No guilt in life, no fear in death
This is the power of Christ in me
From life's first cry to final breath
Jesus commands my destiny
No power of hell, no scheme of man
Can ever pluck me from His hand
'Till He returns or calls me home
Here in the power of Christ I'll stand

No power of hell, no scheme of man, can ever pluck me from His hand. Oh, how I love Jesus. I do. I really do.

Abe tells us, in utmost seriousness, on our walk to the car what he learned in church that morning, "Jesus loves me. He got hurt. There was a roller*. He's still hurt. He not get better." At some point a discussion of the resurrection is in our future. Since his uncle's car wreck a week ago, Abe has been very concerned with anyone getting hurt.
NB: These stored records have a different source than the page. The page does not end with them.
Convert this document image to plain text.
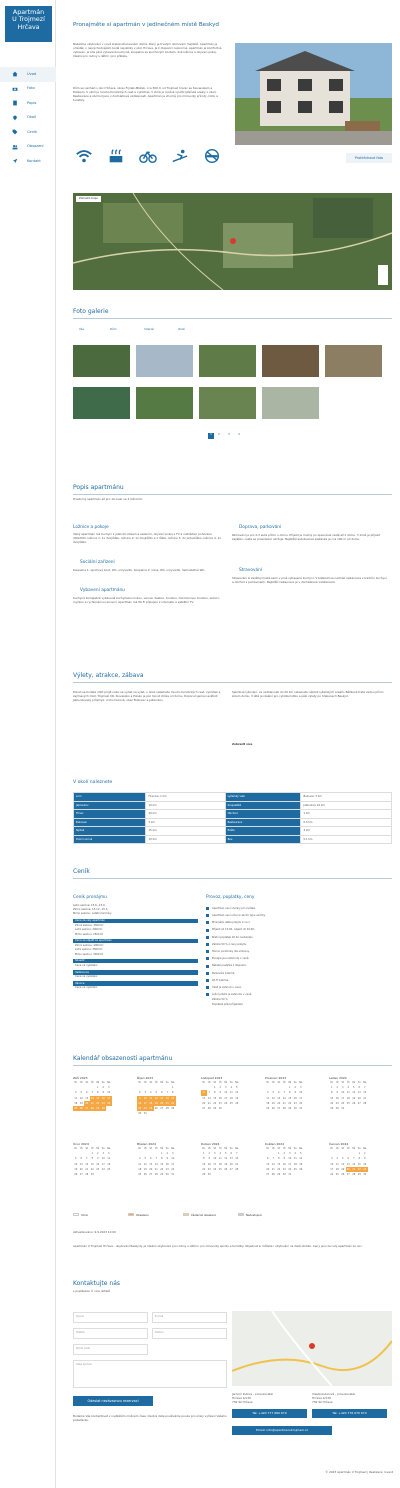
Apartmán
U Trojmezí
Hrčava
Úvod
Foto
Popis
Okolí
Ceník
Obsazení
Kontakt
Pronajměte si apartmán v jedinečném místě Beskyd
Nabízíme ubytování v nově zrekonstruovaném domě, který je trvalým domovem majitelů. Apartmán je umístěn v nejvýchodnějším bodě republiky v obci Hrčava. Je k dispozici celoročně. Apartmán je komfortně vybaven, je zde plně vybavená kuchyně, koupelna se sprchovým koutem, dvě ložnice a obývací pokoj. Ideální pro rodiny s dětmi i pro přátele.
Dům se nachází v obci Hrčava, okres Frýdek-Místek, cca 300 m od Trojmezí hranic se Slovenskem a Polskem. V okolí je mnoho turistických cest a cyklotras. V zimě je možné využít lyžařské areály v okolí. Restaurace a obchod jsou v docházkové vzdálenosti. Apartmán je vhodný pro milovníky přírody, klidu a turistiky.
Prohlédnout foto
Zobrazit mapu
Foto galerie
Vše	Dům	Interiér	Okolí
1	2	3	4
Popis apartmánu
Prostorný apartmán až pro 10 osob ve 4 ložnicích.
Ložnice a pokoje
Velký apartmán má kuchyni s jídelním stolem a sezením, obývací pokoj s TV a rozkládací pohovkou (90x200), ložnice 1: 1x dvojlůžko, ložnice 2: 1x dvojlůžko a 1 lůžko, ložnice 3: 2x jednolůžko, ložnice 4: 1x dvojlůžko.
Sociální zařízení
Koupelna 1: sprchový kout, WC, umyvadlo. Koupelna 2: vana, WC, umyvadlo. Samostatné WC.
Vybavení apartmánu
Kuchyně kompletně vybavená kuchyňskou linkou, varnou deskou, troubou, mikrovlnnou troubou, lednicí, myčkou a rychlovarnou konvicí. Apartmán má Wi-Fi připojení k internetu a satelitní TV.
Doprava, parkování
Parkování je pro 2-3 auta přímo u domu. Příjezd je možný po zpevněné cestě až k domu. V zimě je příjezd zajištěn, cesta se pravidelně udržuje. Nejbližší autobusová zastávka je cca 100 m od domu.
Stravování
Stravování si zajišťují hosté sami v plně vybavené kuchyni. V blízkosti se nachází restaurace s tradiční kuchyní a obchod s potravinami. Nejbližší restaurace je v docházkové vzdálenosti.
Výlety, atrakce, zábava
Pokud se budete chtít projít nebo se vydat na výlet, v okolí naleznete mnoho turistických cest, vyhlídek a zajímavých míst. Trojmezí ČR, Slovensko a Polsko je pár minut chůze od domu. Doporučujeme navštívit Jablunkovský průsmyk, vrchol Girová, obec Bukovec a Jablunkov.
Sjezdové lyžování: ve vzdálenosti do 20 km naleznete několik lyžařských areálů. Běžkové tratě vedou přímo kolem domu. V létě je ideální pro cykloturistiku a pěší výlety po hřebenech Beskyd.
Zobrazit více
V okolí naleznete
Lom	Hranice: 1 km	Lyžařský vlek	Bukovec 3 km
Jablunkov	10 km	Koupaliště	Jablunkov 10 km
Třinec	20 km	Obchod	1 km
Bukovec	5 km	Restaurace	0,5 km
Nýdek	15 km	Pošta	3 km
Dolní Lomná	10 km	Bus	0,1 km
Ceník
Ceník pronájmu
Letní sezóna: 15.6.–15.9.
Zimní sezóna: 15.12.–15.3.
Mimo sezónu: ostatní termíny
Cena za celý apartmán
Zimní sezóna: 3500 Kč
Letní sezóna: 3000 Kč
Mimo sezónu: 2500 Kč
Cena za objekt za apartmán
Zimní sezóna: 4000 Kč
Letní sezóna: 3500 Kč
Mimo sezónu: 3000 Kč
Silvestr
Cena na vyžádání
Velikonoce
Cena na vyžádání
Vánoce
Cena na vyžádání
Provoz, poplatky, ceny
Apartmán není vhodný pro zvířata.
Apartmán není určen k akcím typu večírky.
Minimální délka pobytu 2 noci.
Příjezd od 15:00, odjezd do 10:00.
Místní poplatek 20 Kč osoba/den.
Záloha 50 % z ceny pobytu.
Storno podmínky dle smlouvy.
Energie jsou zahrnuty v ceně.
Dětská postýlka k dispozici.
Parkování zdarma.
Wi-Fi zdarma.
Úklid je zahrnut v ceně.
Ložní prádlo je zahrnuto v ceně.
Záloha 50 %
Doplatek před příjezdem
Kalendář obsazenosti apartmánu
Září 2023
Po	Út	St	Čt	Pá	So	Ne
				1	2	3
4	5	6	7	8	9	10
11	12	13	14	15	16	17
18	19	20	21	22	23	24
25	26	27	28	29	30	
Říjen 2023
Po	Út	St	Čt	Pá	So	Ne
						1
2	3	4	5	6	7	8
9	10	11	12	13	14	15
16	17	18	19	20	21	22
23	24	25	26	27	28	29
30	31					
Listopad 2023
Po	Út	St	Čt	Pá	So	Ne
		1	2	3	4	5
6	7	8	9	10	11	12
13	14	15	16	17	18	19
20	21	22	23	24	25	26
27	28	29	30			
Prosinec 2023
Po	Út	St	Čt	Pá	So	Ne
				1	2	3
4	5	6	7	8	9	10
11	12	13	14	15	16	17
18	19	20	21	22	23	24
25	26	27	28	29	30	31
Leden 2024
Po	Út	St	Čt	Pá	So	Ne
1	2	3	4	5	6	7
8	9	10	11	12	13	14
15	16	17	18	19	20	21
22	23	24	25	26	27	28
29	30	31				
Únor 2024
Po	Út	St	Čt	Pá	So	Ne
			1	2	3	4
5	6	7	8	9	10	11
12	13	14	15	16	17	18
19	20	21	22	23	24	25
26	27	28	29			
Březen 2024
Po	Út	St	Čt	Pá	So	Ne
				1	2	3
4	5	6	7	8	9	10
11	12	13	14	15	16	17
18	19	20	21	22	23	24
25	26	27	28	29	30	31
Duben 2024
Po	Út	St	Čt	Pá	So	Ne
1	2	3	4	5	6	7
8	9	10	11	12	13	14
15	16	17	18	19	20	21
22	23	24	25	26	27	28
29	30					
Květen 2024
Po	Út	St	Čt	Pá	So	Ne
		1	2	3	4	5
6	7	8	9	10	11	12
13	14	15	16	17	18	19
20	21	22	23	24	25	26
27	28	29	30	31		
Červen 2024
Po	Út	St	Čt	Pá	So	Ne
					1	2
3	4	5	6	7	8	9
10	11	12	13	14	15	16
17	18	19	20	21	22	23
24	25	26	27	28	29	30
Volno	Obsazeno	Částečně obsazeno	Nedostupné
Aktualizováno: 9.9.2023 12:00
Apartmán U Trojmezí Hrčava - ubytování Beskydy. Je ideální ubytování pro rodiny s dětmi i pro milovníky sportu a turistiky. Objednat si můžete i ubytování na delší období. Ceny jsou za celý apartmán za noc.
Kontaktujte nás
s poptávkou či více dotazů
Jméno	E-mail
Telefon	Datum
Počet osob
Vaše zpráva
Odeslat nezávaznou rezervaci
Budeme Vás kontaktovat v nejbližším možném čase. Osobní data používáme pouze pro účely vyřízení Vašeho požadavku.
Jaromír Kubica - provozovatel
Hrčava 4/139
739 92 Hrčava
Vlasta Kubicová - provozovatel
Hrčava 4/139
739 92 Hrčava
Tel: +420 777 660 670	Tel: +420 776 670 674
Email: info@apartmanutrojmezi.cz
© 2023 Apartmán U Trojmezí | Realizace: Invent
From life's first cry to final breath
Jesus commands my destiny. I usually don't live like I believe it. I'm working on that one.
*I think he's talking about the stone that served as a door to the grave, the one that was rolled away.

Thursday, April 1, 2010


One family member survived this crash on Sunday, is in the hospital with broken pelvis (in three places) and damaged lung, but...alive.

Another family member is also in the hospital, newly born, just today. She's tiny and has a beautiful name and beautiful parents who welcomed her into this world on a dramatic spring day in Portland with downpours, thundering hail, and the kind of glowing sunset that turns the world pink for a few sweet minutes.

And someone very far away, unknown yet to us and us to her, is one step closer to being welcomed into our family*. She's experiencing or has experienced a side impact in her life, much like the t-bone crash above, putting her in the circumstances that lead to her becoming our family. These are her ashes. This is what I think about as we begin the wait to find out who she is.

We're here. We're waiting. Praying her wounds can heal and she can bloom in the safe place we offer. God, make us worthy of such a task.

*As of Monday, we're officially on Gladney's waitlist for a referral...finally. We were pretty slow this time round).